CALGARY - Olympic champion Ted-Jan Bloemen and world champion Laurent Dubreuil lead a Canadian long-track speedskating team chosen without trials into Beijing's Winter Olympics next month.

Canada's Ted-Jan Bloemen skates to a third place finish during the men's 5000-metre competition at the ISU World Cup speed skating event in Calgary, Alta., Friday, Dec. 10, 2021. THE CANADIAN PRESS/Jeff McIntosh

Canada's Ted-Jan Bloemen skates to a third place finish during the men's 5000-metre competition at the ISU World Cup speed skating event in Calgary, Alta., Friday, Dec. 10, 2021. THE CANADIAN PRESS/Jeff McIntosh

CALGARY - Olympic champion Ted-Jan Bloemen and world champion Laurent Dubreuil lead a Canadian long-track speedskating team chosen without trials into Beijing's Winter Olympics next month.

The 16 skaters were selected based on rankings from four World Cup events in November and December.

A planned skate-off for the final Olympic berths at Quebec City's new indoor oval Dec. 27-31 was cancelled due to the surge of the COVID-19 Omicron variant in that province.

Eight men and eight women will race the Maple Leaf at Beijing's National Speed Skating Oval, also known as The Ice Ribbon, which is short of the maximum quota of nine athletes per gender per country.

Speed Skating Canada looked into hosting a skate-off at Calgary's Olympic Oval, but delaying it until January felt risky, chief executive officer Susan Auch said.

"Once we realized the speed this variant was moving in Canada, it really did not seem feasible to move it to another place at all, and cancelling was the safest option for our whole Olympic team," Auch said Tuesday during a video media conference.

Calgary's Bloemen is the reigning Olympic champion in the men's 10,000 metres and Dubreuil of Levis, Que., won last year's 500 metres at the world championship.

The skaters began isolating themselves Jan. 10 ahead of the team's Jan. 26 departure for China. Anyone travelling to Beijing for the Olympic Games must produce two negative pre-departure tests to board a plane.

Speedskating competition starts Feb. 5 with the women's 3,000 metres.

"It can add a little bit of stress," said Ivanie Blondin, who will compete in her third Olympic Games. "I was actually just told, the best we can do as athletes is just focus on the task we need to do and try not to stress about the things on the outside.

"I think once we'll all be in China, it'll be a little more comfortable."

What would normally be a time of celebrating their nomination to the Olympic team with friends and family is now a time of daily testing in isolation

"That's been quite challenging. We haven't been able to get together with family and friends and really enjoy that moment," said Isabelle Weidemann.
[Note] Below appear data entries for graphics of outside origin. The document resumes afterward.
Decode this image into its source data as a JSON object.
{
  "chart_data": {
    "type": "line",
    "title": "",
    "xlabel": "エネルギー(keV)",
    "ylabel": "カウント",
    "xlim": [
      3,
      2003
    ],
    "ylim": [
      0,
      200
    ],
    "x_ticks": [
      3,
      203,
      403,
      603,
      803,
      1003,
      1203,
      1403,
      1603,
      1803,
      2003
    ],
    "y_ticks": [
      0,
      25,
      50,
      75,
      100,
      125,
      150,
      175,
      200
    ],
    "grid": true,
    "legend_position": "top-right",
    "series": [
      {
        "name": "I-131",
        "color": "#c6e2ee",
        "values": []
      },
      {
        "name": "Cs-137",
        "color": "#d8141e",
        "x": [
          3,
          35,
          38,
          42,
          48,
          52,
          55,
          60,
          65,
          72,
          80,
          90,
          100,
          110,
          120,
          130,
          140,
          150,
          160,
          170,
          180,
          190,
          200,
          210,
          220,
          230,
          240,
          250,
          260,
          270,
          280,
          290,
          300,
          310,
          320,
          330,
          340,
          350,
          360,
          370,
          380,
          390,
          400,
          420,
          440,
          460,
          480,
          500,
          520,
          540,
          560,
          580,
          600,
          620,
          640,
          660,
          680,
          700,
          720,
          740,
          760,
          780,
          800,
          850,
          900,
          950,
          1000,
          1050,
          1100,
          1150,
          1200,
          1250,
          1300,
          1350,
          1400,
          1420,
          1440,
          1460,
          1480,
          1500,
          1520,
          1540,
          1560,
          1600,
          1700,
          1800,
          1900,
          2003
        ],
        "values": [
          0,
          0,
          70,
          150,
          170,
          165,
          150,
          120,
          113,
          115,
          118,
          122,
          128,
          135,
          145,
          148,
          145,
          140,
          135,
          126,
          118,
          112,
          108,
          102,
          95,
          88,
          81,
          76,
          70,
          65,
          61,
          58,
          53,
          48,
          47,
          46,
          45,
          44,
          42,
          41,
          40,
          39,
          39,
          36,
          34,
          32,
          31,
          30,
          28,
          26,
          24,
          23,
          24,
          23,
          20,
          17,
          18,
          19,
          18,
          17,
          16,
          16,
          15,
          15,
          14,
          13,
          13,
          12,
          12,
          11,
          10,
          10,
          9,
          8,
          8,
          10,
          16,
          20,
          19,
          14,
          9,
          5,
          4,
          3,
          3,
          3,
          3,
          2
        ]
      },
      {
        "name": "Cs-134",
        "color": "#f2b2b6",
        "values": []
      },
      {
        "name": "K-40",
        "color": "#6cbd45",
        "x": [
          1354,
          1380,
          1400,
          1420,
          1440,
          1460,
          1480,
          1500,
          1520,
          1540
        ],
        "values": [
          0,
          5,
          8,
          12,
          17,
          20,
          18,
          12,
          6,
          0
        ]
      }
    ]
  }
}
"We're just trying to find the small pieces of joy and ensure that we keep it fun. We're stuck in a bubble, but we're also going to the Olympics, so it's very exciting."

Bloemen won both of Canada's speedskating medals four years ago in Pyeongchang, South Korea, with gold in the 10k and silver in the 5k.

Blondin is a two-time world champion in the women's mass start and Weidemann currently tops the World Cup standings in women's distance racing.

Blondin and Weidemann, both from Ottawa, and Valérie Maltais of Saguenay, Que., are medal contenders in team pursuit.

Marsha Hudey of White City, Sask., Calgary's Brooklyn McDougall, Winnipeg's Heather McLean, Maddison Pearman of Ponoka, Alta., and Alexa Scott of Clandeboye, Man., round out of the Canadian women's contingent.

Toronto's Jordan Belchos, Graeme Fish of Moose Jaw, Sask., Antoine Gélinas-Beaulieu of Sherbrooke, Que., Connor Howe of Canmore, Alta., Winnipeg's Tyson Langelaar and Calgary's Gilmore Junio complete the men's team.

In addition to the pandemic curtailing training in 2020, a mechanical failure at Calgary's oval left the speedskaters without any ice to skate on at their national training centre for nine months between September, 2020 and June, 2021.

"We've been able to do enough training last year when we couldn't skate on proper ice to still roughly maintain our fitness and our strength," Bloemen said.

"When we got back on the ice this summer, we just had enough time to build back up and approach this season like any other season really. The way I see it, it hasn't been a problem at all."

Speed Skating Canada has named five non-travelling alternates to the team: Olympic track cyclist Vincent De Haitre of Cumberland, Ont., Calgary's Kaylin Irvine, Toronto's Hayden Mayeur, Abigail McCluskey of Penticton, B.C. and Kaleb Muller of Cranford, Alta.

Saskatoon's Todd McClement, Gregor Jelonek of Saint-Antoine-de-Tilly, Que., Mark Wild of Milton, Ont., and Bart Schouten and Remmelt Eldering of the Netherlands are Canada's coaches in Beijing.

Canada's long-track speedskaters have produced a total of 37 Winter Olympics medals dating back to 1924, including nine gold.